The prince thinned his mouth. “Go on, Your All-Holiness.”
“Widsith’s men slaughtered the animal on the deck of a ship bound for this barbarian little place,” the Exarch said. “Since then, it has been butchered and cured, and kept in its preeminent barrel. You must have heard the cook say as much to you. I will not eat a bite of meat that was born on this island. I will not taint the vessel of God.”
“As you wish it.” The prince regarded the tray. “And you may haveyour meal in sacred isolation, but first I must invoke my rights as your sovereign.”
“My sovereign?” the Exarch repeated sourly. “My sovereign is the Dogaressa.”
“And the Dogaressa has sent you here to serve the royal family of Drepane.”
The prince had been standing halfway in the room, his knee holding the door ajar, and at this point he stepped inside fully, letting the door shut behind him. Now again the only light was from the incandescent altar, and from the gleam of one hundred and twenty candles gathered within the prince’s marvelously blue eyes.
The Exarch could have been staring directly into the lagoon of Seraph.
“What would you ask of me, then?” he barked. “Say it quickly.”
“Tomorrow you will climb down from your tower and bless my marriage.”
A marriage. Had a new Seraphine bride been smuggled to the island like the most precious plunder? Would she have hair the color of sun-drenched sand and carry the scents of rosewater and morning dew? The Exarch allowed himself to hope. He imagined breathing into the nape of a Seraphine woman’s neck, inhaling against the holy column of her throat.
“Tell me of her,” the Exarch said. “Your bride.”
“She is a noblewoman.”
“And?”
“And it is a profitable match,” the prince said.
Sitting so close to the candle flames, the Exarch’s meat had begun to sweat. “And? Can you lay no plaudits upon your betrothed? Do her manner and form not move you to poetry?”
“I am not Liuprand the Bard,” he replied. “You will be fetched at first light.”
The Exarch felt as though something was slipping away from him, something he was not even aware he had held at all until it was gone. Like water, pouring from the cracks in his wizened hands.
“Tell me her name,” the Exarch said. “Seraphine names are each themselves a psalm.”
The prince was silent for a long moment.
At last, he said, “My bride has no Seraphine name.”
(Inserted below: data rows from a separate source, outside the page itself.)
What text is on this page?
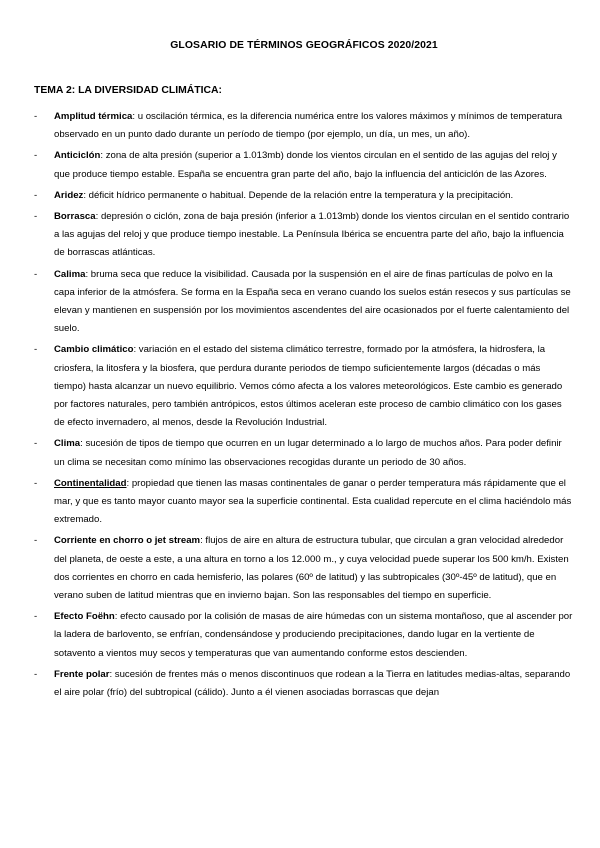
GLOSARIO DE TÉRMINOS GEOGRÁFICOS 2020/2021
TEMA 2: LA DIVERSIDAD CLIMÁTICA:
- Amplitud térmica: u oscilación térmica, es la diferencia numérica entre los valores máximos y mínimos de temperatura observado en un punto dado durante un período de tiempo (por ejemplo, un día, un mes, un año).
- Anticiclón: zona de alta presión (superior a 1.013mb) donde los vientos circulan en el sentido de las agujas del reloj y que produce tiempo estable. España se encuentra gran parte del año, bajo la influencia del anticiclón de las Azores.
- Aridez: déficit hídrico permanente o habitual. Depende de la relación entre la temperatura y la precipitación.
- Borrasca: depresión o ciclón, zona de baja presión (inferior a 1.013mb) donde los vientos circulan en el sentido contrario a las agujas del reloj y que produce tiempo inestable. La Península Ibérica se encuentra parte del año, bajo la influencia de borrascas atlánticas.
- Calima: bruma seca que reduce la visibilidad. Causada por la suspensión en el aire de finas partículas de polvo en la capa inferior de la atmósfera. Se forma en la España seca en verano cuando los suelos están resecos y sus partículas se elevan y mantienen en suspensión por los movimientos ascendentes del aire ocasionados por el fuerte calentamiento del suelo.
- Cambio climático: variación en el estado del sistema climático terrestre, formado por la atmósfera, la hidrosfera, la criosfera, la litosfera y la biosfera, que perdura durante periodos de tiempo suficientemente largos (décadas o más tiempo) hasta alcanzar un nuevo equilibrio. Vemos cómo afecta a los valores meteorológicos. Este cambio es generado por factores naturales, pero también antrópicos, estos últimos aceleran este proceso de cambio climático con los gases de efecto invernadero, al menos, desde la Revolución Industrial.
- Clima: sucesión de tipos de tiempo que ocurren en un lugar determinado a lo largo de muchos años. Para poder definir un clima se necesitan como mínimo las observaciones recogidas durante un periodo de 30 años.
- Continentalidad: propiedad que tienen las masas continentales de ganar o perder temperatura más rápidamente que el mar, y que es tanto mayor cuanto mayor sea la superficie continental. Esta cualidad repercute en el clima haciéndolo más extremado.
- Corriente en chorro o jet stream: flujos de aire en altura de estructura tubular, que circulan a gran velocidad alrededor del planeta, de oeste a este, a una altura en torno a los 12.000 m., y cuya velocidad puede superar los 500 km/h. Existen dos corrientes en chorro en cada hemisferio, las polares (60º de latitud) y las subtropicales (30º-45º de latitud), que en verano suben de latitud mientras que en invierno bajan. Son las responsables del tiempo en superficie.
- Efecto Foëhn: efecto causado por la colisión de masas de aire húmedas con un sistema montañoso, que al ascender por la ladera de barlovento, se enfrían, condensándose y produciendo precipitaciones, dando lugar en la vertiente de sotavento a vientos muy secos y temperaturas que van aumentando conforme estos descienden.
- Frente polar: sucesión de frentes más o menos discontinuos que rodean a la Tierra en latitudes medias-altas, separando el aire polar (frío) del subtropical (cálido). Junto a él vienen asociadas borrascas que dejan
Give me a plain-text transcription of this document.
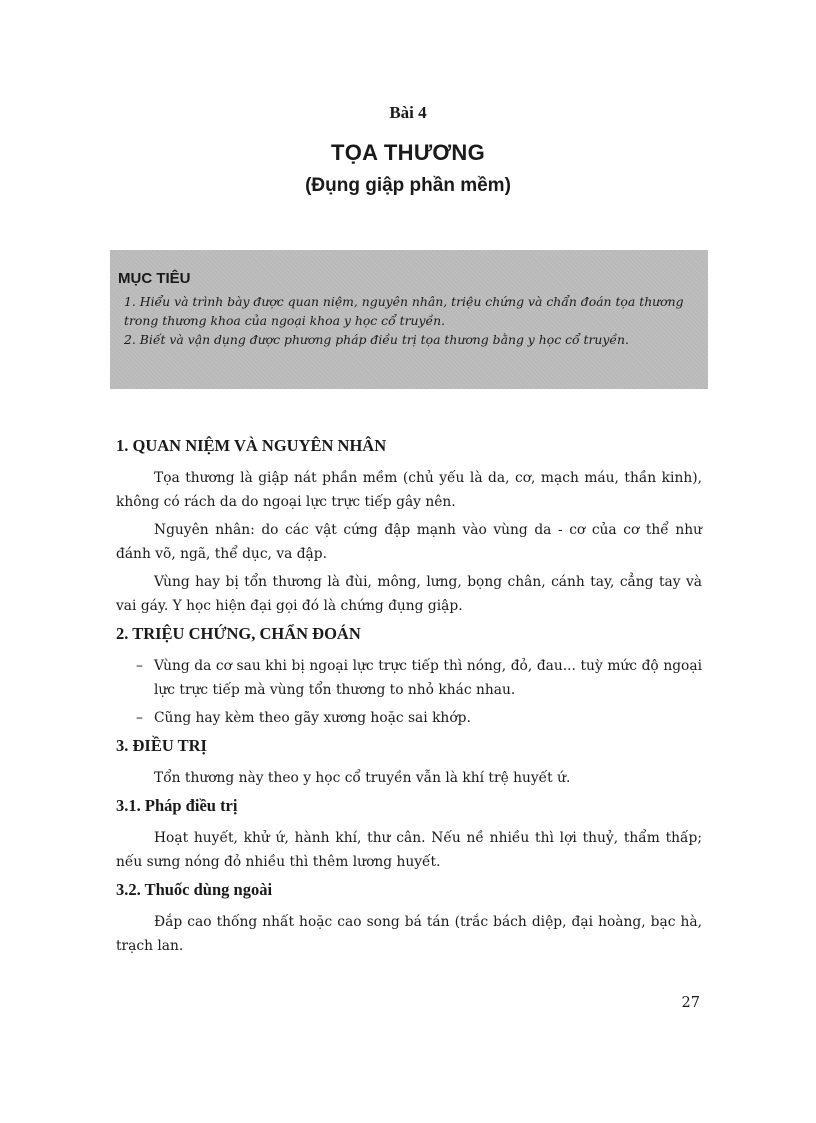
Bài 4
TỌA THƯƠNG
(Đụng giập phần mềm)
MỤC TIÊU

1. Hiểu và trình bày được quan niệm, nguyên nhân, triệu chứng và chẩn đoán tọa thương trong thương khoa của ngoại khoa y học cổ truyền.

2. Biết và vận dụng được phương pháp điều trị tọa thương bằng y học cổ truyền.

1. QUAN NIỆM VÀ NGUYÊN NHÂN

Tọa thương là giập nát phần mềm (chủ yếu là da, cơ, mạch máu, thần kinh), không có rách da do ngoại lực trực tiếp gây nên.

Nguyên nhân: do các vật cứng đập mạnh vào vùng da - cơ của cơ thể như đánh võ, ngã, thể dục, va đập.

Vùng hay bị tổn thương là đùi, mông, lưng, bọng chân, cánh tay, cẳng tay và vai gáy. Y học hiện đại gọi đó là chứng đụng giập.

2. TRIỆU CHỨNG, CHẨN ĐOÁN
– Vùng da cơ sau khi bị ngoại lực trực tiếp thì nóng, đỏ, đau... tuỳ mức độ ngoại lực trực tiếp mà vùng tổn thương to nhỏ khác nhau.
– Cũng hay kèm theo gãy xương hoặc sai khớp.
3. ĐIỀU TRỊ

Tổn thương này theo y học cổ truyền vẫn là khí trệ huyết ứ.

3.1. Pháp điều trị

Hoạt huyết, khử ứ, hành khí, thư cân. Nếu nề nhiều thì lợi thuỷ, thẩm thấp; nếu sưng nóng đỏ nhiều thì thêm lương huyết.

3.2. Thuốc dùng ngoài

Đắp cao thống nhất hoặc cao song bá tán (trắc bách diệp, đại hoàng, bạc hà, trạch lan.

27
“No,” the Exarch croaked, like some dull little frog. “It cannot be. No. God will not permit it.”
The prince said nothing, allowing the Exarch’s world to crumble down around him, allowing the Exarch to lie gasping in its ruins, choking on the ash of desolation, seizing with visions of a million matches, all burning to their ugly blackened ends.
“Iwill not permit it,” he said, speaking as a dead man.
But the prince’s mouth quivered into the slightest of smiles. “Do you not wish to partake in this civilizing mission? You will be the herald of Drepane’s new age.”
“She will poison you,” he rasped. “That viperess, that striga who will share your bed. She will suck the fine blood of Seraph and leave you a gray corpse. That is the aim of all women, all creatures, on this apostate island. You will allow yourself to be the vile serpent’s prey?”
He did not like this prince, this too-beautiful, too-canny prince. But he loved him, as a hungry man loves the last morsels of meat on the bone. He would worship at his feet, kiss him for the faint taste of morning dew on his mouth.
“You do not even know what you do not know,” the Exarch whispered. “I would cut out your eye to show you—how it is the precise color of Seraph’s waters. Liuprand the Last, they will call you. Worse than a Sluggard, leading your line to its demise. Do you not ponder your own condition? Do you not fear for the fate of your soul?”
“I ponder the condition of the island and the fate of all the souls upon it.”
A breath came out of the Exarch’s mouth. It was as cold as the murmur of a ghost.